Il Pci fece i primi sgarri ad un costume un tempo sobrio mettendo in pista, alle politiche del 1987, Gino Paoli (arrivò a Montecitorio, ma non lasciò grandi tracce). E persino la seriosissima Dp, nello stesso anno, affidò il cruciale appello elettorale al volto notissimo di Paolo Villaggio, che si presentò nella sede delle tribune con i bracaloni. I Verdi hanno eletto più volte l’alpinista Reinhold Messner. I socialisti di Craxi non furono da meno, quando portarono nell’europarlamento la giovane star dell’intrattenimento, Gerry Scotti. Il quale, molto onestamente, in anni successivi ammise: «Feci male a candidarmi». Sempre mamma Dc riuscì a far diventare senatore il presidente della Roma Dino Viola, grazie all’effetto scudetto. E cercò di pareggiare il conto fra tifoserie giallorosse e biancazzurre, nella Capitale, buttando nella mischia nientemeno che Giorgio Chinaglia. Un altro e centravanti della Roma, Andrea Carnevale, divenne un improbabile responsabile sport dell’Udeur senza riuscire a conquistare seggi, mentre Fabio Fazio (chi se lo ricorda?) accettò di fare da «garante» per i Verdi di Luigi Manconi. Nel Pds venne euro-eletto Enrico Montesano (che fece però in tempo a passare ad An). Che condivise i banchi del consiglio comunale con Adriano Panatta (anche lui nella Quercia, al pari del signore degli anelli, Juri Chechi). E persino il Pri riuscì a mettere il lista un pugile, come Francesco Damiani. Altri sportivi trovarono sistemazioni non meno confortevoli: Carmine Abbagnale nelle liste della Dc, Gelindo Bordin e Paolo Canè all’ombra del garofano.

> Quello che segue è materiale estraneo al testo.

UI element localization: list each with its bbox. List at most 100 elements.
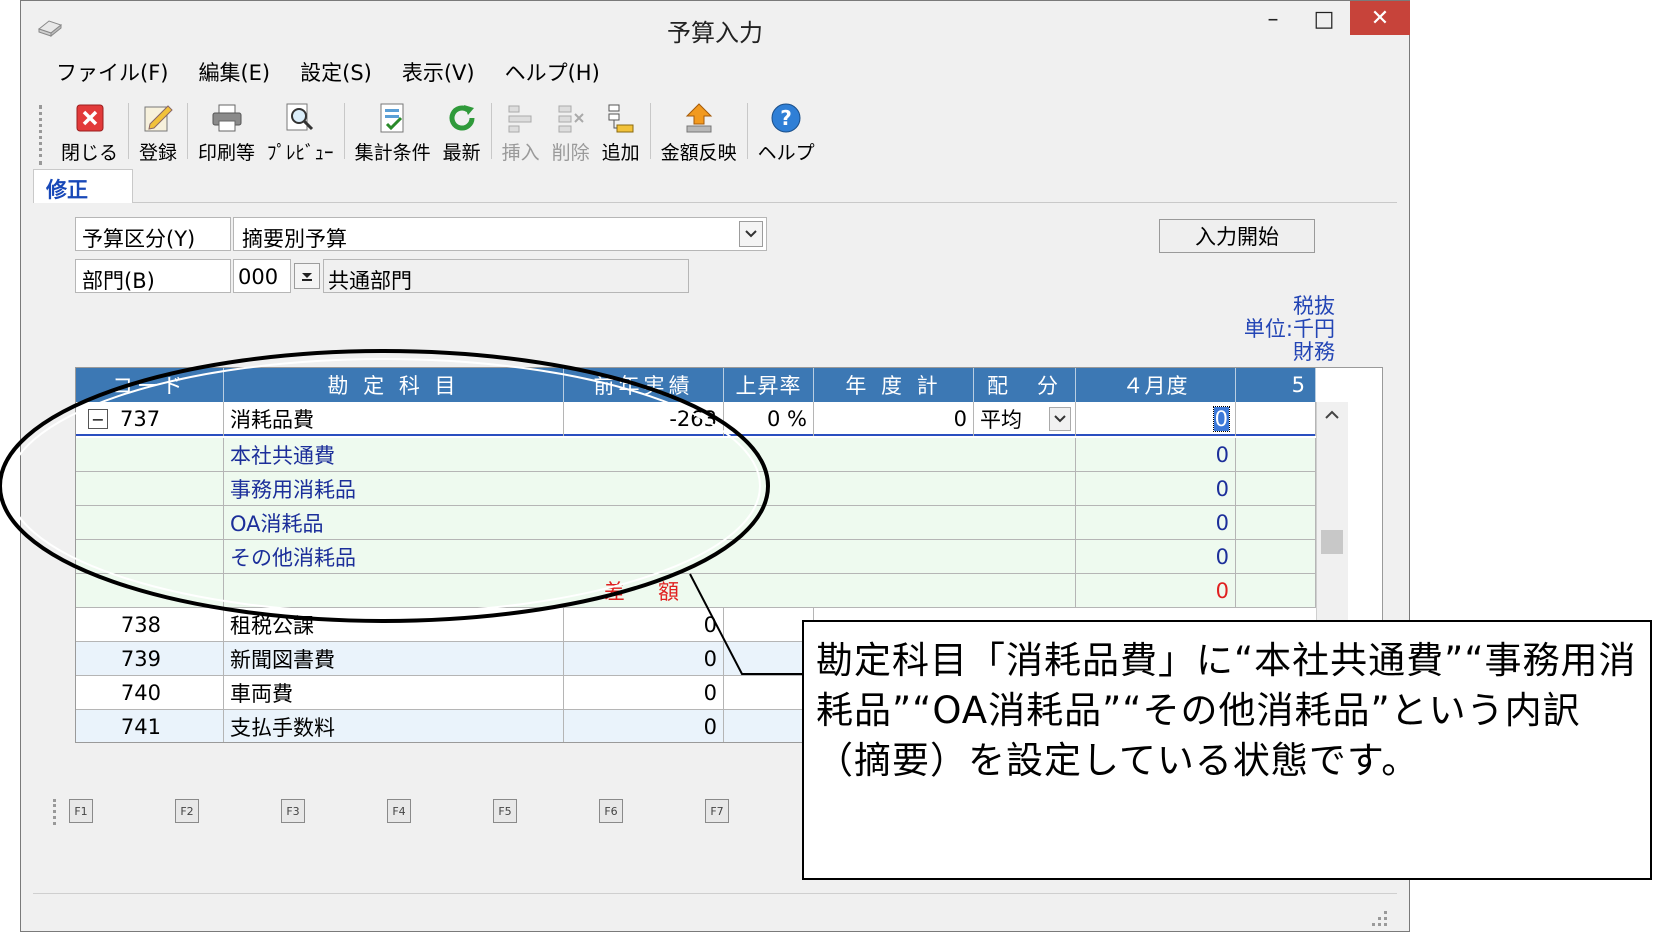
f7-key[interactable]: F7: [705, 799, 729, 823]
code-cell: [76, 506, 224, 540]
f1-key[interactable]: F1: [69, 799, 93, 823]
add-row-icon: [604, 101, 638, 135]
april-cell[interactable]: 0: [1076, 472, 1236, 506]
menu-help[interactable]: ヘルプ(H): [505, 57, 600, 91]
prev-cell[interactable]: 0: [564, 642, 724, 676]
table-row-sub[interactable]: 本社共通費 0: [76, 438, 1316, 472]
may-cell[interactable]: [1236, 506, 1316, 540]
print-button[interactable]: 印刷等: [192, 97, 261, 165]
start-input-button[interactable]: 入力開始: [1159, 219, 1315, 253]
insert-button[interactable]: 挿入: [496, 97, 546, 165]
may-cell[interactable]: [1236, 540, 1316, 574]
code-value: 737: [120, 407, 161, 431]
magnifier-icon: [283, 101, 317, 135]
unit-label: 単位:千円: [1243, 317, 1335, 341]
sub-name-cell[interactable]: 事務用消耗品: [224, 472, 1076, 506]
april-cell[interactable]: 0: [1076, 506, 1236, 540]
minimize-button[interactable]: –: [1248, 1, 1298, 37]
apply-amount-button-label: 金額反映: [660, 142, 737, 164]
prev-cell[interactable]: 0: [564, 710, 724, 742]
may-cell[interactable]: [1236, 438, 1316, 472]
close-button[interactable]: 閉じる: [55, 97, 124, 165]
dept-code-input[interactable]: 000: [233, 259, 291, 293]
dist-value: 平均: [980, 408, 1022, 432]
account-cell[interactable]: 新聞図書費: [224, 642, 564, 676]
prev-cell[interactable]: -263: [564, 402, 724, 436]
f6-key[interactable]: F6: [599, 799, 623, 823]
menu-settings[interactable]: 設定(S): [300, 57, 372, 91]
april-cell[interactable]: 0: [1076, 402, 1236, 436]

Ma quanti sanno che una futura rockstar come Luciano Ligabue era stata consigliere comunale nella sua Emilia Romagna? E i finiani di «Fare futuro» ricordano, forse, il bel primo piano di Monica Ciccolini (una imprecisata imprenditrice) che addobbò i manifesti con uno slogan ammiccante («A me gli occhi»!) eletta in An prima e in Forza italia poi (grazie alla sua avvenenza?). E da quale fondazione provenivano altre due aennine come l’attrice Clarissa Burt e la giornalista Solvi Stubing, la memorabile «Chiamami Peroni, sarò la tua birra!». E quanto tempo c’è stato in An Lando Buzzanca? (Gianni Alemanno non gli ha mai perdonato un appello per Veltroni). Stessa storia per la cantante pop Marcella Bella. Per Bruxelles - sotto le insegne di Forza Italia - è passata anche Iva Zanicchi, e in parlamento è ormai considerata ormai una veterana (anche se bersagliata dalle Iene) Gabriella Carlucci. Sabrina Ferilli, corteggiatissima, non ha mai ceduto alla politica, se non per la battaglia civile del referendum sulla procreazione. Ma ci sono anche casi paradossali: come Alba Parietti che si è offerta per risollevare l’Ulivo.

Invano. Sarà il caso di riprovare ora?